The most useful place to meet the term is in the contract. If a vendor will not name the model and version they use, that is a signal. If they will not commit in writing to a continuity plan if the model is deprecated, that is a different signal. Both belong in your due diligence.
When to ask about it, when to ignore it
Ask about the underlying LLM when the product is doing work that touches money, customer-facing communication, regulated decisions, or anything you would have to explain to an auditor. In those cases the model behind the wrapper is part of your supply chain. You need to know what it is, who owns it, where it is hosted, and whose data protection regime governs it.
Ignore the term when the product is doing low-stakes, easily-checked work. A team using a writing assistant to draft internal emails does not need to interrogate the underlying engine. The question worth asking is whether the output is good enough at the price, not which LLM is generating it.
There is one trap worth flagging. “Powered by an LLM” is sometimes used to imply sophistication that is not there. A glossy chatbot trained only on generic prompts, with no retrieval and no domain context, is technically powered by an LLM and practically useless for your business. The phrase tells you the engine type. It tells you nothing about whether the rest of the car is built.
Related concepts
A foundation model is the broader category that includes LLMs. Every LLM is a foundation model, but foundation models also include vision models, audio models, and multimodal systems. Vendors use the two terms interchangeably more often than they should.
Parameters are the internal numbers that make up the model. A vendor talking about a 70-billion-parameter model is signalling roughly how capable and roughly how expensive it is to run. You do not need to understand the maths to recognise that bigger models are usually more capable, slower, and more expensive per query.
Training is the one-off process of teaching the model on data. It happens once, at enormous cost, by the provider. Inference is what happens every time you or a customer uses the model. Inference is where your costs accrue. When a vendor talks about scaling their AI, they almost always mean inference, not training.
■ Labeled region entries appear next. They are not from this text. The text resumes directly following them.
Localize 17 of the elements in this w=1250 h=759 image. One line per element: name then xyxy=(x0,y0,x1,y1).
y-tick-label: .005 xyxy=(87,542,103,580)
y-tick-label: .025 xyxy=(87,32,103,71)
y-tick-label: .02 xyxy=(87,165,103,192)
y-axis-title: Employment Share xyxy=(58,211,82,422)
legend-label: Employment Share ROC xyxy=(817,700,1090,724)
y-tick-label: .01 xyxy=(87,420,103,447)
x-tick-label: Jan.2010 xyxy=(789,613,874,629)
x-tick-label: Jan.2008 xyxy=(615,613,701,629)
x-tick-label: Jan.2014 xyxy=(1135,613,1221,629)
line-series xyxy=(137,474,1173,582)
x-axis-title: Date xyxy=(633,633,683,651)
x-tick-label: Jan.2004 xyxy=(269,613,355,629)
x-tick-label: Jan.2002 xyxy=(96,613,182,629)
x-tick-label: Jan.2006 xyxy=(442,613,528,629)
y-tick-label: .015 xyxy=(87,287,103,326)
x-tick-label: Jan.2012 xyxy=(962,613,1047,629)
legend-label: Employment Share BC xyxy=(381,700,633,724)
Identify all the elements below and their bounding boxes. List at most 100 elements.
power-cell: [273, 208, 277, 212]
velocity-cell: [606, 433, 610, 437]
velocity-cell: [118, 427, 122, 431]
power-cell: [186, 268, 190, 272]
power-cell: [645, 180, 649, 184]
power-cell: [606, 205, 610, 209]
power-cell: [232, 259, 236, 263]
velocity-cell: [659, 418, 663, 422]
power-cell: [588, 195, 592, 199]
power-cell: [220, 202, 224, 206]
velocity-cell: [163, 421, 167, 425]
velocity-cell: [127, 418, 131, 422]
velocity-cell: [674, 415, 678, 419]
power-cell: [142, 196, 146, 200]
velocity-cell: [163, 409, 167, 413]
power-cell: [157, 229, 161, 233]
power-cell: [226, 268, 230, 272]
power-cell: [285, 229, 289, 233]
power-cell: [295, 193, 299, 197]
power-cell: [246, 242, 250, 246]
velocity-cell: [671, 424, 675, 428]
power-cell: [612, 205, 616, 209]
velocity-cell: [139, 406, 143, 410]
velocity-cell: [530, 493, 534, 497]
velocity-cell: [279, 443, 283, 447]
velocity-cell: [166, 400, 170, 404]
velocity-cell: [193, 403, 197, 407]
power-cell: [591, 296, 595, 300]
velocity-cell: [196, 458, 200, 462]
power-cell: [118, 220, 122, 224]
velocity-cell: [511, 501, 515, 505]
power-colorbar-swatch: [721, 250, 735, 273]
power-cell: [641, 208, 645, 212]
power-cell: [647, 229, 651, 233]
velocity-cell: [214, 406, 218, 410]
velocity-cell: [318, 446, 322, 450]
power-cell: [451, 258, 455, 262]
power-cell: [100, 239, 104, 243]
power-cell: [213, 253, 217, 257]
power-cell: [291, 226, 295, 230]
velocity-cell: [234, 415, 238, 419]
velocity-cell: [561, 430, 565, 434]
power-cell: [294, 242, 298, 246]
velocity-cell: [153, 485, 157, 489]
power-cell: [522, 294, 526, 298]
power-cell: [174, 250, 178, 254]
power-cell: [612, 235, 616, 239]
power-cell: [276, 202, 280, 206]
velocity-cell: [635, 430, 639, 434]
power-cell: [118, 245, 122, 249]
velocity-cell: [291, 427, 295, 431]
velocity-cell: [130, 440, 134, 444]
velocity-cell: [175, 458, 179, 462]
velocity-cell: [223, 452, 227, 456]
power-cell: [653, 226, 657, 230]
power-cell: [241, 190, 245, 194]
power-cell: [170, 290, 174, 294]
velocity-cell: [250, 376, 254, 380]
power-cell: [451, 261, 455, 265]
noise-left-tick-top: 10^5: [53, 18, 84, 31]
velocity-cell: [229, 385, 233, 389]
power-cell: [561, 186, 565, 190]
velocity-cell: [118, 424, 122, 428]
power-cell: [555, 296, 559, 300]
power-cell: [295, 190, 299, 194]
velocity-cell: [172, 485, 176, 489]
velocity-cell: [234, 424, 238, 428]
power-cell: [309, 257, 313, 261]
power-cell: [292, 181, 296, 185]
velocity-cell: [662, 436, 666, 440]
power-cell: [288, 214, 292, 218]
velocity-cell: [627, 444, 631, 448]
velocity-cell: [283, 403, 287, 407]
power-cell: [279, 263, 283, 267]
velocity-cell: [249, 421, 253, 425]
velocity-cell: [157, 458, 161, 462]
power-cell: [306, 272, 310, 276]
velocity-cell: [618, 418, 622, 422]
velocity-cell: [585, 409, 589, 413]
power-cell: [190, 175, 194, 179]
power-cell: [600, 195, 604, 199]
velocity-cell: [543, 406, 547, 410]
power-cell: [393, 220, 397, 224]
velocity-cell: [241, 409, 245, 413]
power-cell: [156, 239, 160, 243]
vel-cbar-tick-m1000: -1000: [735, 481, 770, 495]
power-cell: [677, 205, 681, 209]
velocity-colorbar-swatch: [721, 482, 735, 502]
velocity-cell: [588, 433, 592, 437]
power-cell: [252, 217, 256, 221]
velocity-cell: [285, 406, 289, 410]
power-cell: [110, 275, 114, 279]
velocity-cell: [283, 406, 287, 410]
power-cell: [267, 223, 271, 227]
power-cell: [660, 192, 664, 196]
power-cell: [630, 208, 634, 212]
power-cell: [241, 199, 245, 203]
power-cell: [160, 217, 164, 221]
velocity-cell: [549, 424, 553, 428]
Context window is how much text the model can hold in working memory in a single interaction. Longer context windows let the model work with longer documents in one pass, but they cost more per query.
Hallucination, retrieval-augmented generation (RAG), fine-tuning, and prompt engineering all come up in the next conversation. They are the techniques vendors use around the LLM to make it useful for your specific business.
The point of all of this is not to make you fluent in AI architecture. It is to give you enough vocabulary that the next vendor who says “powered by a large language model” cannot use the phrase to end the conversation. Treat it as the start of the conversation.